There has been a good deal of speculation as to why Ms. Clark purchased Le Beau Chateau. The most popular story is that she bought it during an engagement but that her husband died on the honeymoon, but there is no record of a second marriage. Ms. Clark’s great half-nephew, Andre Baeyens, reported that his mother claimed she bought it as “sort of a bomb shelter” during the Cold War. In any case, she never made use of the property. In 2010 MSNBC reported that she was 103 and lived in either a nursing home or a hospital (relatives said they didn’t know) and all communication went through her lawyer, Wallace Bock.

In 2010 the property was listed for sale for $24 million (having been reduced from $34 million). In May of that year the estate hosted the “Spring Awakening” which was presented as a fundraiser for the Summer Theatre of New Canaan. The event was a “Broadway inspired table show” where various designers decorated different rooms in the house to correspond to Broadway shows (including Mame and Bye Bye Birdie). In April 2014 the property was sold for $14,300,000 to the current owners. The most noticeable difference in the exterior is that the bricks have been painted white.

3 thoughts on “New Canaan Now & Then: ‘Le Beau Chateau’ (the Huguette Clark Estate)

  1. According to realtor.com this property is currently on the market for $25,500,000:

    https://www.realtor.com/realestateandhomes-detail/104-Dans-Hwy_New-Canaan_CT_06840_M49792-33159?from=srp-list-card

    For more information and over 70 photos of the Hugette Clark property I highly recommend the following book:

    Empty Mansions: The Mysterious Life of Huguette Clark and the Spending of a Great American Fortune Paperback – April 22, 2014
    by Bill Dedman (Author), Paul Clark Newell Jr. (Author)

    Note: co-author Paul Clark Newell, Jr. is Hugette’s cousin.

  2. Photos of the property as it appeared after Huguette died are on the website for our book Empty Mansions.

    See
    https://www.emptymansionsbook.com/tour-her-homes-index

    Thank you, Betty, for mentioning our book, which tells the story of the Clark family, principally the father and daughter.

    By the way, Huguette and Anna Clark’s home in Santa Barbara, California, is now open for tours. See the Bellosguardo Foundation website at https://bellosguardo.org/. You sign up as a supporter (free), and then receive an email each time a new set of dates opens up for tours. Now the foundation is having tours of the home several days a week.

    All the best,

    Bill Dedman
    Bill@PowerReporting.com

  3. In October of 2013 Pulitzer Prize winning author Bill Dedman, a guest speaker in the Authors on Stage series held at the New Canaan Library, discussed his newly released book Empty Mansions to a standing room only audience.
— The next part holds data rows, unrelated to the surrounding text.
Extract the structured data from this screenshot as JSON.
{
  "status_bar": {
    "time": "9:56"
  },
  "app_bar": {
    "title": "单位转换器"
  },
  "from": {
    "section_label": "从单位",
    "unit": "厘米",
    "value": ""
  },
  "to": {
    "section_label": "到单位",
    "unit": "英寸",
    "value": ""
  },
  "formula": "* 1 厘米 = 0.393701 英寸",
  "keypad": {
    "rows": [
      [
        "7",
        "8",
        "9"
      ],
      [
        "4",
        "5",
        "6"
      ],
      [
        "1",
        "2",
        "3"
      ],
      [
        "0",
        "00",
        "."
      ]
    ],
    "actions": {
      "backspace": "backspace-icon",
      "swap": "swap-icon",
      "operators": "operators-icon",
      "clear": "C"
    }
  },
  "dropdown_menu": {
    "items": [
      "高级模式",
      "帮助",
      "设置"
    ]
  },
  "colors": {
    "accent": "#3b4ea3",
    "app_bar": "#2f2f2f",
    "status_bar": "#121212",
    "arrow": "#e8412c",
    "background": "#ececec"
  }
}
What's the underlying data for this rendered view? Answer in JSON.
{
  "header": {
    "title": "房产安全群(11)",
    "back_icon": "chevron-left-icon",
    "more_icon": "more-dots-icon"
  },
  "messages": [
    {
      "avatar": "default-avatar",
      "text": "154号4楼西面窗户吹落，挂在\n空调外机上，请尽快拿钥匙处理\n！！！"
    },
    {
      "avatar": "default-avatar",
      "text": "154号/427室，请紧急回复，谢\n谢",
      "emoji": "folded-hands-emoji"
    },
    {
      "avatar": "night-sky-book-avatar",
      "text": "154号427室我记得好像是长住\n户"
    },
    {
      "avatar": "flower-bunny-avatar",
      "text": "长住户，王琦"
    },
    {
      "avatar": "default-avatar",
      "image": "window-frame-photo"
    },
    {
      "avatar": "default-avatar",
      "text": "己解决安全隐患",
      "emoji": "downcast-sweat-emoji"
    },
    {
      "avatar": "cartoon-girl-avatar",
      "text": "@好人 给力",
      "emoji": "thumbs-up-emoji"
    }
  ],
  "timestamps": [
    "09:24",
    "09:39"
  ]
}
    It is interesting to note that a part of Mr. Dedman’s research was done through our New Canaan Historical Society, who co-sponsored the event with Elm Street Books. My family was in attendance, met the author, and secured a signed copy that is part of our home library.

    This morning while checking Amazon I was delighted to read that Empty Mansions was an Editor’s Pick for Best History as well as a #1 New York Times Best Seller.